I've tried both cargo build --release and rustc -C opt-level=3, but it performed as a same result.
This is my program https://github.com/lemon37564/othello-board/blob/main/builtinai/ai6.rs if needed.
The input will be "++++++++++++++OX++++XO++++++++++++++ 1"
I have to submit the executable since this is my project in university, can anyone help me?

It looks like your program spends a lot of time allocating memory (the call to ntdll.dll!RtlpAllocateHeapInternal near the top left of the flamegraph):

The system allocators on Windows and Linux have different performance characteristics and since your program runtime is dominated by memory allocation, it's likely the reason for the performance difference as well.

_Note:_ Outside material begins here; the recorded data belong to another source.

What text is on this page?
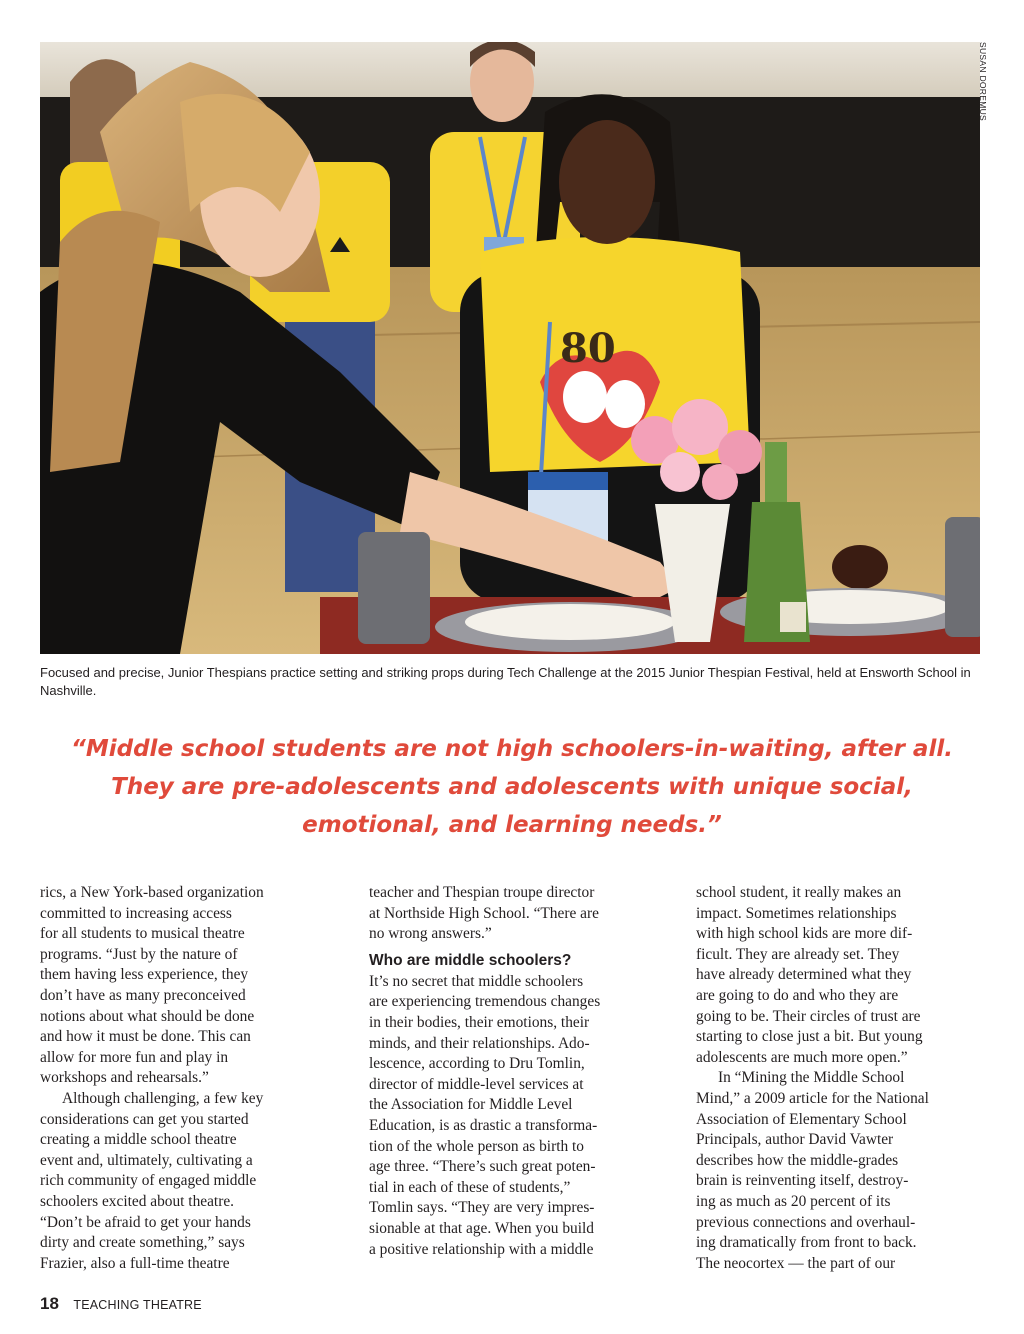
80
SUSAN DOREMUS
Focused and precise, Junior Thespians practice setting and striking props during Tech Challenge at the 2015 Junior Thespian Festival, held at Ensworth School in Nashville.
“Middle school students are not high schoolers-in-waiting, after all.
They are pre-adolescents and adolescents with unique social,
emotional, and learning needs.”
rics, a New York-based organization
committed to increasing access
for all students to musical theatre
programs. “Just by the nature of
them having less experience, they
don’t have as many preconceived
notions about what should be done
and how it must be done. This can
allow for more fun and play in
workshops and rehearsals.”
Although challenging, a few key
considerations can get you started
creating a middle school theatre
event and, ultimately, cultivating a
rich community of engaged middle
schoolers excited about theatre.
“Don’t be afraid to get your hands
dirty and create something,” says
Frazier, also a full-time theatre
teacher and Thespian troupe director
at Northside High School. “There are
no wrong answers.”
Who are middle schoolers?
It’s no secret that middle schoolers
are experiencing tremendous changes
in their bodies, their emotions, their
minds, and their relationships. Ado-
lescence, according to Dru Tomlin,
director of middle-level services at
the Association for Middle Level
Education, is as drastic a transforma-
tion of the whole person as birth to
age three. “There’s such great poten-
tial in each of these of students,”
Tomlin says. “They are very impres-
sionable at that age. When you build
a positive relationship with a middle
school student, it really makes an
impact. Sometimes relationships
with high school kids are more dif-
ficult. They are already set. They
have already determined what they
are going to do and who they are
going to be. Their circles of trust are
starting to close just a bit. But young
adolescents are much more open.”
In “Mining the Middle School
Mind,” a 2009 article for the National
Association of Elementary School
Principals, author David Vawter
describes how the middle-grades
brain is reinventing itself, destroy-
ing as much as 20 percent of its
previous connections and overhaul-
ing dramatically from front to back.
The neocortex — the part of our
18 TEACHING THEATRE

On a hunch, I guessed the issue was the call to Vec::with_capacity(32) on line 91 which is called from sorted_valid_nodes() on line 401. After changing this to simply Vec::new(), the program ran noticeably faster.

2 Likes

Thanks for replying!
I've just tried the Vec::new() and the speed has a notably difference!
But I'm little bit curious about the reason. Theoretically, I think it should be slower if my vector is appended dynamically than allocated the space at first.
Why would this happened?
BTW, may I ask what's the profiling tool in the picture? I liked the pprof in golang a lot, but I didn't found a similar tool on rust (I am new to rust).

You're welcome!

I don't have a good grasp of your program so these are just general guesses that may not be valid for this particular situation:

  • If nothing is ever actually pushed to the Vec, Vec::new() does not actually allocate any memory and so it will be much faster than than Vec::with_capacity().

  • Many allocators have optimizations for small sized allocations. 32 * sizeof<Node>() might be large enough that it by passes that fast path. If you only ever end up pushing a few items to the Vec in most instances, this could make a difference.

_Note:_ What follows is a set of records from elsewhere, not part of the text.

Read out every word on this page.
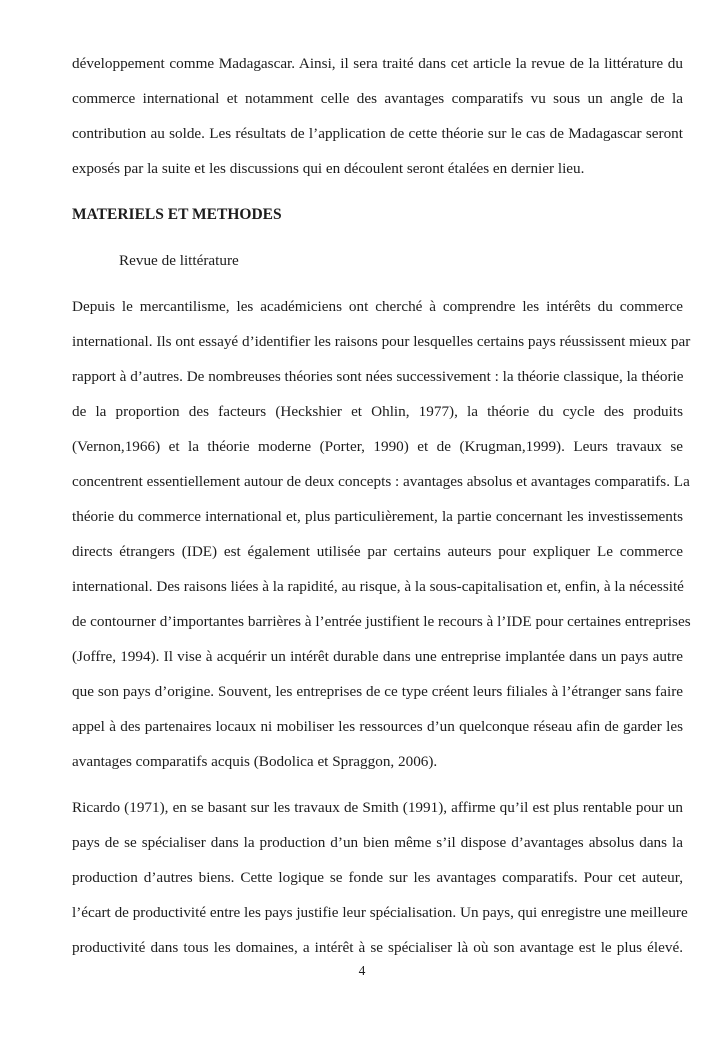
développement comme Madagascar. Ainsi, il sera traité dans cet article la revue de la littérature du
commerce international et notamment celle des avantages comparatifs vu sous un angle de la
contribution au solde. Les résultats de l’application de cette théorie sur le cas de Madagascar seront
exposés par la suite et les discussions qui en découlent seront étalées en dernier lieu.
MATERIELS ET METHODES
Revue de littérature
Depuis le mercantilisme, les académiciens ont cherché à comprendre les intérêts du commerce
international. Ils ont essayé d’identifier les raisons pour lesquelles certains pays réussissent mieux par
rapport à d’autres. De nombreuses théories sont nées successivement : la théorie classique, la théorie
de la proportion des facteurs (Heckshier et Ohlin, 1977), la théorie du cycle des produits
(Vernon,1966) et la théorie moderne (Porter, 1990) et de (Krugman,1999). Leurs travaux se
concentrent essentiellement autour de deux concepts : avantages absolus et avantages comparatifs. La
théorie du commerce international et, plus particulièrement, la partie concernant les investissements
directs étrangers (IDE) est également utilisée par certains auteurs pour expliquer Le commerce
international. Des raisons liées à la rapidité, au risque, à la sous-capitalisation et, enfin, à la nécessité
de contourner d’importantes barrières à l’entrée justifient le recours à l’IDE pour certaines entreprises
(Joffre, 1994). Il vise à acquérir un intérêt durable dans une entreprise implantée dans un pays autre
que son pays d’origine. Souvent, les entreprises de ce type créent leurs filiales à l’étranger sans faire
appel à des partenaires locaux ni mobiliser les ressources d’un quelconque réseau afin de garder les
avantages comparatifs acquis (Bodolica et Spraggon, 2006).
Ricardo (1971), en se basant sur les travaux de Smith (1991), affirme qu’il est plus rentable pour un
pays de se spécialiser dans la production d’un bien même s’il dispose d’avantages absolus dans la
production d’autres biens. Cette logique se fonde sur les avantages comparatifs. Pour cet auteur,
l’écart de productivité entre les pays justifie leur spécialisation. Un pays, qui enregistre une meilleure
productivité dans tous les domaines, a intérêt à se spécialiser là où son avantage est le plus élevé.
4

  • Depending on the distribution of data, it could be that you never need any more than the initial allocation Vec::new() gives you once an item is pushed into the Vec. In that case, there are no reallocations going on which is a situation where Vec::with_capacity() makes a lot of sense.

The tool is Windows Performance Analyzer. It's part of the Windows SDK and is free to use. It works pretty well with Rust code but you do need to make sure you always tell it to Load Symbols which will resolve function symbols from the PDBs (under the Trace menu) since Windows does not know how to demangle Rust symbols.

1 Like

It seems to be the reason in my opinion. I didn't thought of the condition that the content of vector will be a small size or even empty. I should modify the code to avoid problems like this.

Cool. I'll give it a try. Thanks a lot.

If the allocator dominated the performance, why don't you use faster allocator instead? You can replace the global allocator with the mimalloc. But never optimize without measuring, as there's no silver bullet which is guaranteed to make everything actually faster.

1 Like

Interesting, This is the first time I investigate the allocator that deep.
I think the details in allocator are too hard to me for now, but I'll try to simply use it and compare the performance.
But I think what I need to do now is to improve my awful algorithm, it should impact the performance the most.(lol)

If you have a lot of small vecs, consider using a stack-based vec variant. There are crates that provide this. That way you can avoid heap allocations.

2 Likes

I've search stack-based vec for a while, but it seems that they all need a constant capacity when declared.(It makes sense because basically it is an array?)
So I just tried to use a larger capacity when initialized, and it is 5-10% faster than the original one.
(might be a measurement error, idk)
But this is also very helpful, Thanks!

smallvec, for example, will store up to a certain amount of items on the stack before spilling to the heap.

Well, I'm using arrayvec right now but I also tested for smallvec. After some experimentation, I cannot found significant speed difference between these two.
I don't know how they implemented and which one will be better.(maybe they have a similar approach?)
For me this is a kind of dilemma.

Arrayvec has an upper limit on the array size and will never use heap allocations. Smallvec uses the stack up to the specified limit and then switches to a heap allocation once the limit is exceeded. Use arrayvec when there is a hard limit on the size and use smallvec when the size is unbounded but below a small amount most of the time.

That's a clear explanation, thanks!
Now I think smallvec will fit better in my case, I'll consider change to use that later.